Guest Post, David Klose: Poetry on the 16th Hole

The Waste Management Open (still referred to as the Phoenix Open by most people) is not about golf. The people I talked to never talked about golf, except for one couple who wondered if anybody famous was playing. The day I went was the day of the Pro Am and it was Emmet Smith and Randy Johnson and some other non pro-golfers playing. I guess Bill Murray had played there once before and someone told me that Tiger Woods never plays the Open anymore because he had been heckled by an onlooker, someone yelling racial slurs. The day before I was at the open two people were kicked out for spitting on a member of the National Guard.

Phoenix Open

People trade passes to get into exclusive blocked off parties. Each party is at or near a certain hole. Everyone wants the 16th hole. The wildest hole in golf where drunks toss things at the course, where people throw punches, do body shots, dance on tables and everyone, everyone, wants at least one more round. People moan about the loss of the infamous caddie races, about how hard it is now to get tickets to the Bird’s Nest, the night club which opens early evening and closes after three a.m. There were four thousand DUIs last year as a result of the drinking at the Phoenix Open.

It isn’t all bad. This is just the logical end result of what happens when thousands of people meet in one area and drink and interact.

This was my first time at the Phoenix Open, and it made me think of other events I’ve attended. I thought of how I saw Kanye West at U.S. Airways, or how I celebrated the 4th of July at Chase Field, or the time I spoke broken German through the city of Munich on its Birthday Party years ago during my Summer vacation.

Then I remembered the first time I won an Award for Creative Writing. I placed third in a community college competition. I still won a decent amount of money for bronze. The Awards Ceremony took place in a large room at the top of the library. The people in the audience as I read my poem were made up of the judges, of creative writing faculty, of creative writing students who were interested and those were in desperate need of extra credit. After I read, no one talked really but golf clapped as I walked back to my seat. It was a standard reading, which isn’t a good thing. For after-ceremony snacks, they served brownies and lemonade.

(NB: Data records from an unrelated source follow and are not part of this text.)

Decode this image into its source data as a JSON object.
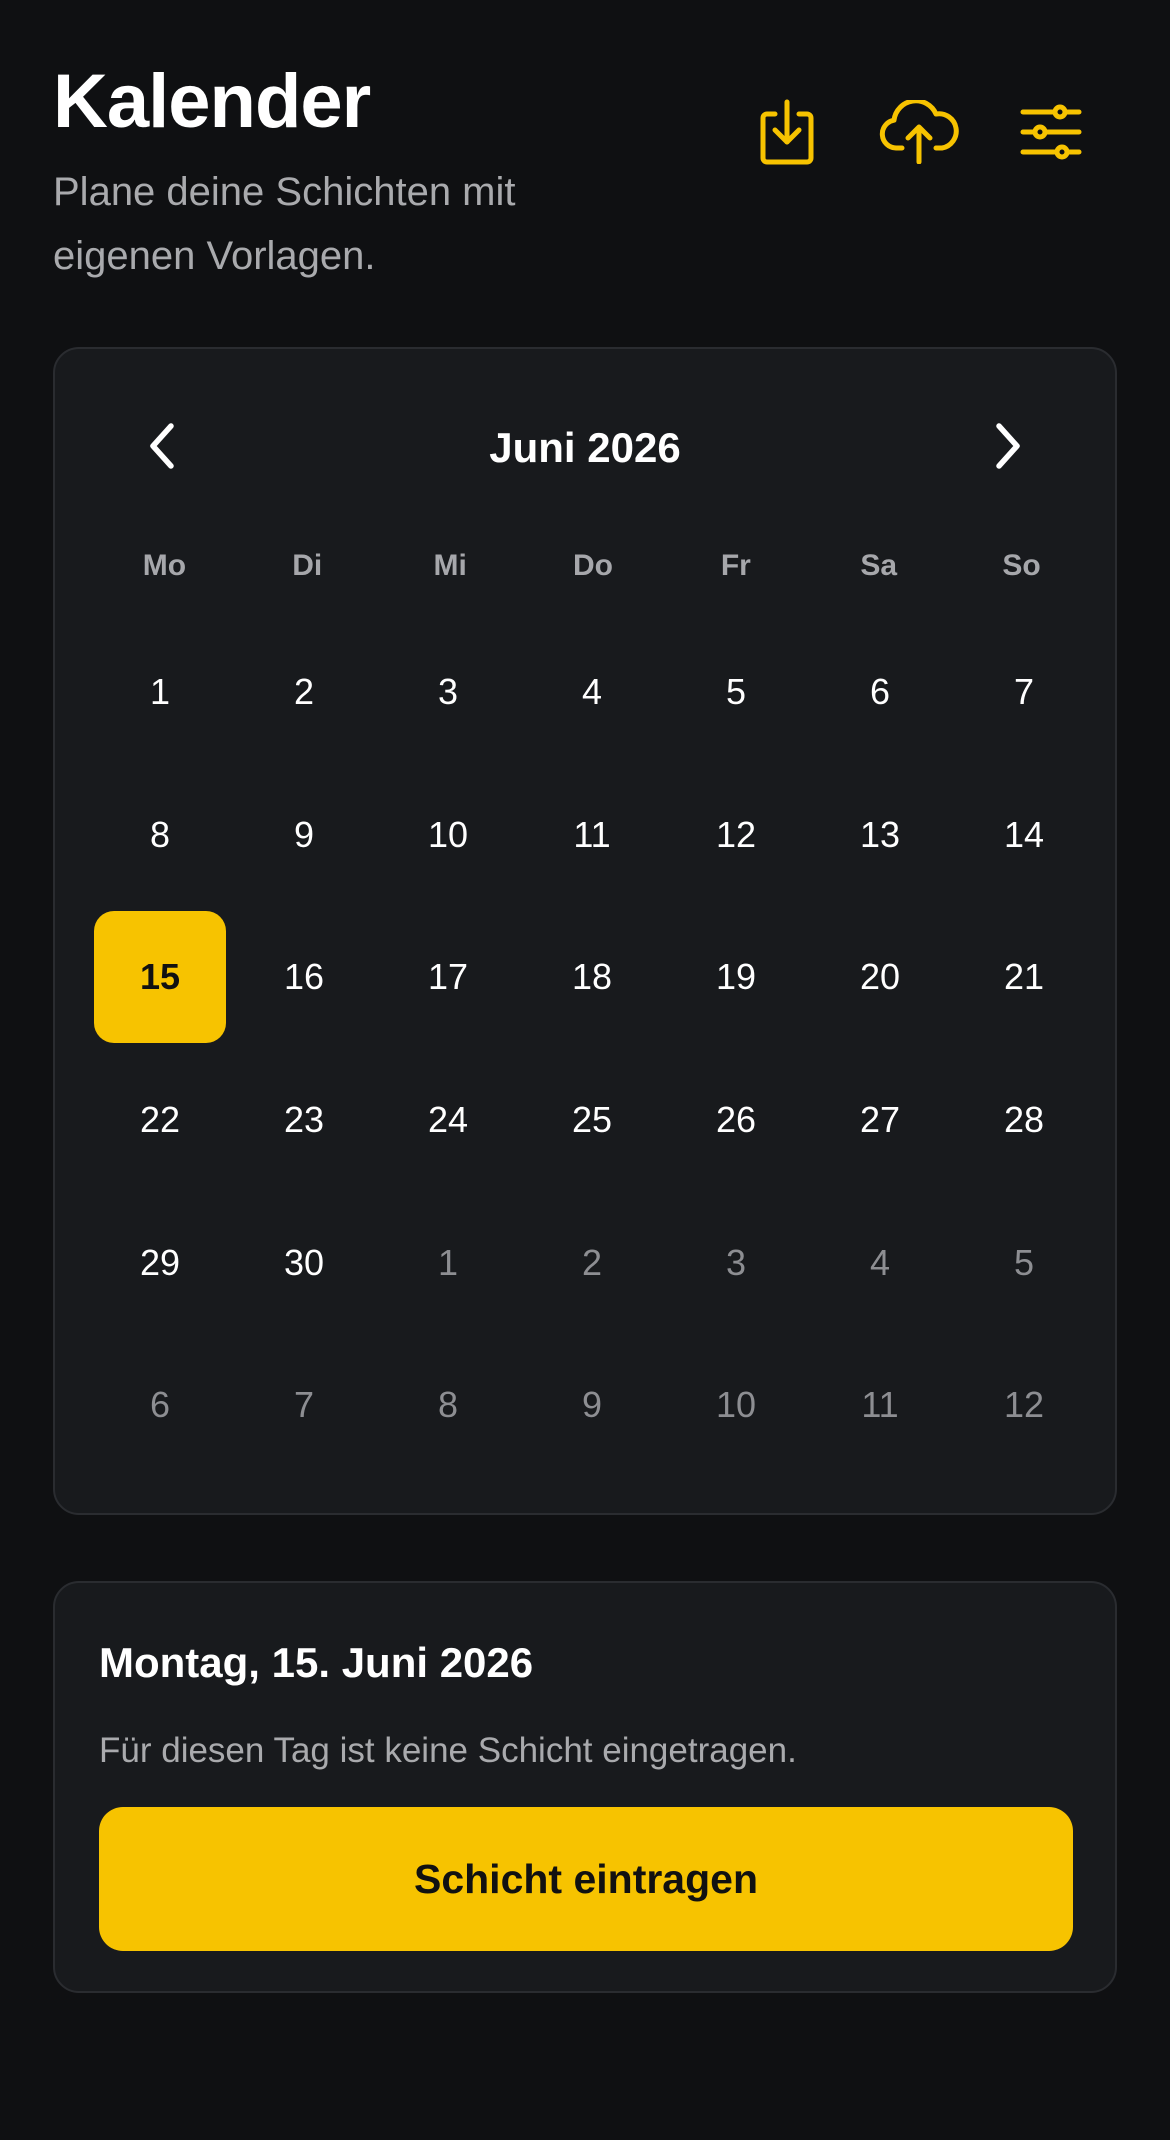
{
  "header": {
    "title": "Kalender",
    "subtitle": "Plane deine Schichten mit eigenen Vorlagen."
  },
  "actions": [
    {
      "name": "download-icon",
      "icon": "download-icon"
    },
    {
      "name": "cloud-upload-icon",
      "icon": "cloud-upload-icon"
    },
    {
      "name": "sliders-icon",
      "icon": "sliders-icon"
    }
  ],
  "calendar": {
    "month_label": "Juni 2026",
    "weekdays": [
      "Mo",
      "Di",
      "Mi",
      "Do",
      "Fr",
      "Sa",
      "So"
    ],
    "days": [
      {
        "label": "1",
        "current": true
      },
      {
        "label": "2",
        "current": true
      },
      {
        "label": "3",
        "current": true
      },
      {
        "label": "4",
        "current": true
      },
      {
        "label": "5",
        "current": true
      },
      {
        "label": "6",
        "current": true
      },
      {
        "label": "7",
        "current": true
      },
      {
        "label": "8",
        "current": true
      },
      {
        "label": "9",
        "current": true
      },
      {
        "label": "10",
        "current": true
      },
      {
        "label": "11",
        "current": true
      },
      {
        "label": "12",
        "current": true
      },
      {
        "label": "13",
        "current": true
      },
      {
        "label": "14",
        "current": true
      },
      {
        "label": "15",
        "current": true,
        "selected": true
      },
      {
        "label": "16",
        "current": true
      },
      {
        "label": "17",
        "current": true
      },
      {
        "label": "18",
        "current": true
      },
      {
        "label": "19",
        "current": true
      },
      {
        "label": "20",
        "current": true
      },
      {
        "label": "21",
        "current": true
      },
      {
        "label": "22",
        "current": true
      },
      {
        "label": "23",
        "current": true
      },
      {
        "label": "24",
        "current": true
      },
      {
        "label": "25",
        "current": true
      },
      {
        "label": "26",
        "current": true
      },
      {
        "label": "27",
        "current": true
      },
      {
        "label": "28",
        "current": true
      },
      {
        "label": "29",
        "current": true
      },
      {
        "label": "30",
        "current": true
      },
      {
        "label": "1",
        "current": false
      },
      {
        "label": "2",
        "current": false
      },
      {
        "label": "3",
        "current": false
      },
      {
        "label": "4",
        "current": false
      },
      {
        "label": "5",
        "current": false
      },
      {
        "label": "6",
        "current": false
      },
      {
        "label": "7",
        "current": false
      },
      {
        "label": "8",
        "current": false
      },
      {
        "label": "9",
        "current": false
      },
      {
        "label": "10",
        "current": false
      },
      {
        "label": "11",
        "current": false
      },
      {
        "label": "12",
        "current": false
      }
    ]
  },
  "detail": {
    "date_label": "Montag, 15. Juni 2026",
    "empty_text": "Für diesen Tag ist keine Schicht eingetragen.",
    "button_label": "Schicht eintragen"
  },
  "colors": {
    "accent": "#f7c300",
    "background": "#0f1012",
    "card": "#181a1d",
    "muted_text": "#a9aaad"
  }
}
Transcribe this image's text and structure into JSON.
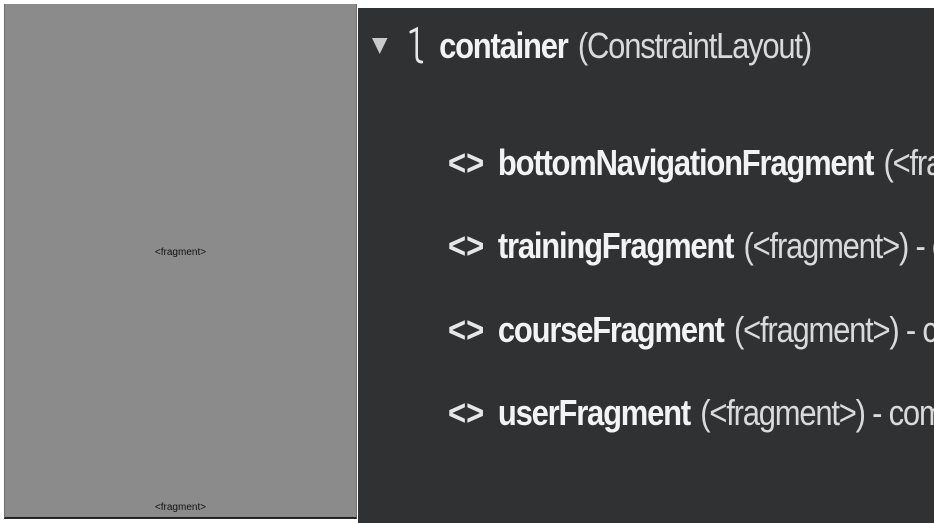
{
  "preview": {
    "fragment_main_label": "<fragment>",
    "fragment_bottom_label": "<fragment>"
  },
  "tree": {
    "root": {
      "name": "container",
      "meta": "(ConstraintLayout)",
      "icon": "constraint-layout-icon",
      "expanded": true
    },
    "children": [
      {
        "icon_glyph": "<>",
        "icon": "fragment-tag-icon",
        "name": "bottomNavigationFragment",
        "meta": "(<fragme"
      },
      {
        "icon_glyph": "<>",
        "icon": "fragment-tag-icon",
        "name": "trainingFragment",
        "meta": "(<fragment>) - com."
      },
      {
        "icon_glyph": "<>",
        "icon": "fragment-tag-icon",
        "name": "courseFragment",
        "meta": "(<fragment>) - com.e"
      },
      {
        "icon_glyph": "<>",
        "icon": "fragment-tag-icon",
        "name": "userFragment",
        "meta": "(<fragment>) - com.exa"
      }
    ]
  },
  "colors": {
    "preview_bg": "#8b8b8b",
    "tree_bg": "#2f3133",
    "text_primary": "#f2f3f4",
    "text_secondary": "#d8dadc"
  }
}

I have been to a few other literary events after that one. Usually I dread going to a reading, especially if it is an author whose work I love, because I often don’t like the actual voice of the author compared to the voice I had created in my mind. I had seen two married poets read in that same library room at the college, a year or so later. I placed in the same Award contest again, this time coming out on first in two categories. I remembered to bring Tupperware with me, to take home the left over brownies. I had gone to Changing Hands before, too. I saw Benjamin Hale read from his first novel The Evolution of Bruno Littlemore. It was the first reading I really enjoyed, because the author was more of an actor than a reader. It was one of those readings where you just wanted to start talking to the writer, where you just wanted to go up to him and ask him anything. I was once at a coffee shop on its Open Poetry Mic Night and drank my espresso, my poems pulled up on my phone, waiting for someone to go up to the mic and read first. No one did and I went home before finishing my drink.

At the Open my first drink was a gin and tonic and my brother got a beer. It was just about to hit 11:30.

“You have somewhere you have to be today?” he asked.

“Not really. It’s my day off, but I thought about going in to work. And there’s a reading tonight at a bookstore that I may go to for school.”

“Who’s reading?”

“I don’t know. A poet, I guess” I said.

It was the Alberto Rios reading at Changing Hands Bookstore. I didn’t know at the time that he had been named Arizona’s first Poet Laureate and that this was a small celebration in his honor.

The poetry of Alberto Rios is literal. Not so much the kind of poetry I was used to reading, where a tree becomes a metaphor for the way your father used to beat you. It was more a Garrison Keillor-like story told with funny formatting but without the Lutherans. It is dipped in politics and accompanied by the voice of someone who is not impressed with tricks or gimmicks. His poetry was enjoyable, and his conversations with the audience were fantastic. A really great reading, I think, is one where you almost want to tell the poet to close his book and come down and join the crowd.

It isn’t that the golf at the Phoenix Open, like the reading at Changing Hands, doesn’t matter. It is golf that got people to show up, but something more was needed to make people stay. The poetry needs to be there, in all its incarnations, between and around the people as they move closer and closer together. The poetry was there at Changing Hands, too, even after he finished and looked up at the small audience and smiled.

As strange as their juxtaposition was, I’m glad I got to experience two, if very different, rich Arizona traditions.